I due si conobbero a Vienna, quando Holub, tornato a Praga nel 1878 dopo aver trascorso sette anni in Sudafrica, essendosi visto rifiutare le proprie collezioni di manufatti africani offerte in dono al Museo del Regno di Boemia, si era recato nella capitale dell’impero austro-ungarico per esporle lì. Si sposarono nel 1882, alla vigilia della seconda spedizione in Sudafrica. Molti dei manufatti che fanno parte della Collezione Emil Holub del Museo Náprstek e del dipartimento del Museo di Storia Naturale di Praga sono esposti in mostra, tra oggetti etnografici rituali e quotidiani, sacri e profani – sandali e amuleti, corone di piume e forcine per capelli, cucchiai di legno intagliato e kalabash dipinte, collane di perline di vetro e poggiatesta, asce e scudi ishilunga, sacchette porta-tabacco e pipe –, appartenenti a popoli diversi: Zulu, Mbunda, Ngwato, Subia, Ndebele, Sotho, Tlhaping. Nel mettere in luce l’apporto che Holub ha effettivamente dato alla conoscenza del territorio sudafricano (fu lui, nel 1875, a mappare per primo le cascate Vittoria) l’esposizione non tralascia mai di suggerire domande sulle criticità di un punto di vista che non è mai realmente obiettivo. Sono particolarmente preziosi i diari e quaderni su cui Holub documentava meticolosamente oggetti, situazioni, incontri, sia con la scrittura che con i disegni a matita e acquarello, il tutto pubblicato in diversi volumi, tra cui Eine Kulturskizze des Marutse-Mambunda-Reiches in Süd-Zentral-Afrika (1879) e la serie di paperback Sedm let v jižní Africe (Sette anni in Sudafrica, 1872-’79 e 1880-’81).

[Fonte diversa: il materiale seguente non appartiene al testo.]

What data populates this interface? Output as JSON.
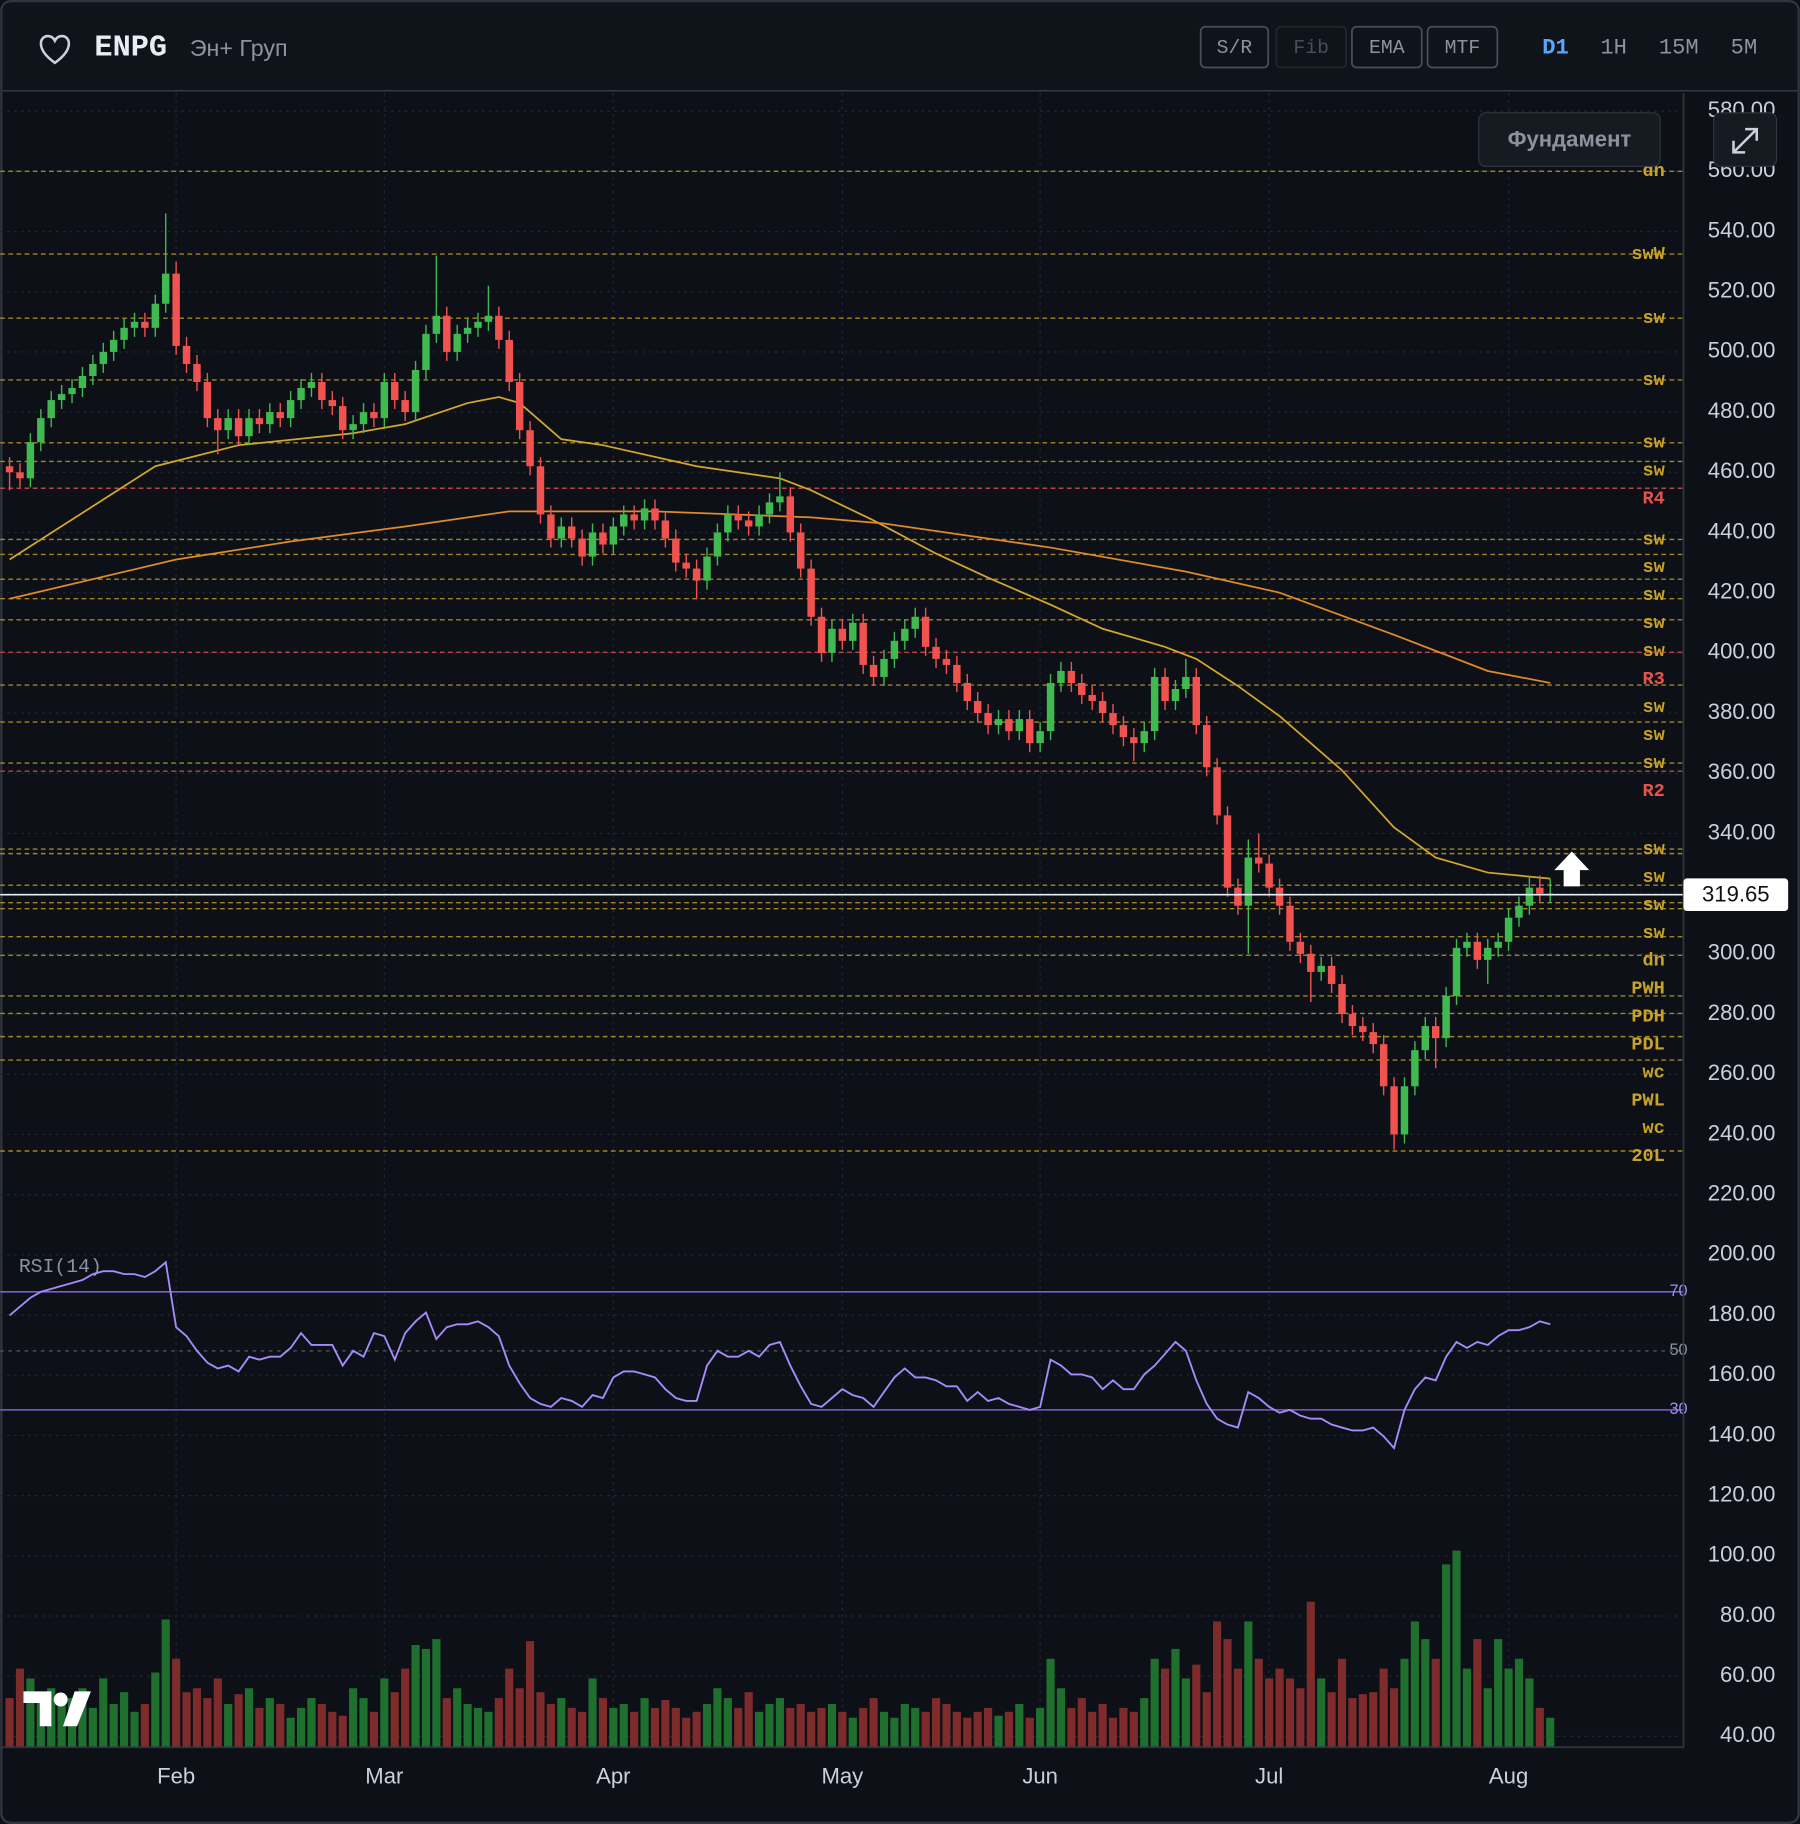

Un incontro significativo, nell’agosto 1875, fu quello con il re Sinopa Lutangu, capo del popolo Lozi, che viveva nella parte occidentale di quella che oggi è la Repubblica dello Zambia. Dopo una complessa negoziazione, Sinopa fornì all’esploratore le imbarcazioni e le guide con cui egli fu in grado di percorrere il fiume Zambesi, lungo il cui corso si trovano le cascate Vittoria, confine geografico naturale tra Zambia e Zimbabwe. La seconda spedizione gli permise, invece, di implementare la sezione dedicata alla storia naturale (flora e fauna) con un discreto numero di animali impagliati che aveva cacciato personalmente attraversando il territorio su un vagone speciale munito di torretta per l’osservazione. La spedizione da Città del Capo al territorio Mashukulumbwe, sulla sponda nord dello Zambesi, al tempo fu molto criticata perché priva di apporti scientifici, inoltre l’epilogo drammatico con la morte di due membri della squadra, oltreché i problemi di salute dello stesso protagonista, determinarono la sua immediata conclusione.
Nel settembre 1887 Holub fece ritorno in Europa a bordo del piroscafo Tartar. Dedicò gli anni successivi alla divulgazione delle conoscenze acquisite: i materiali esotici da lui collezionati erano di gran richiamo nelle mostre che organizzava. Nel 1894, in America, dove si recò con la moglie Rosa, unica donna ad aver preso parte alla spedizione africana, tenne oltre trenta lectures in tredici città. La passione con cui raccontava la sua Africa era eroica ma non priva di fascino, in un’epoca in cui simili esplorazioni erano un’avventura privilegiata.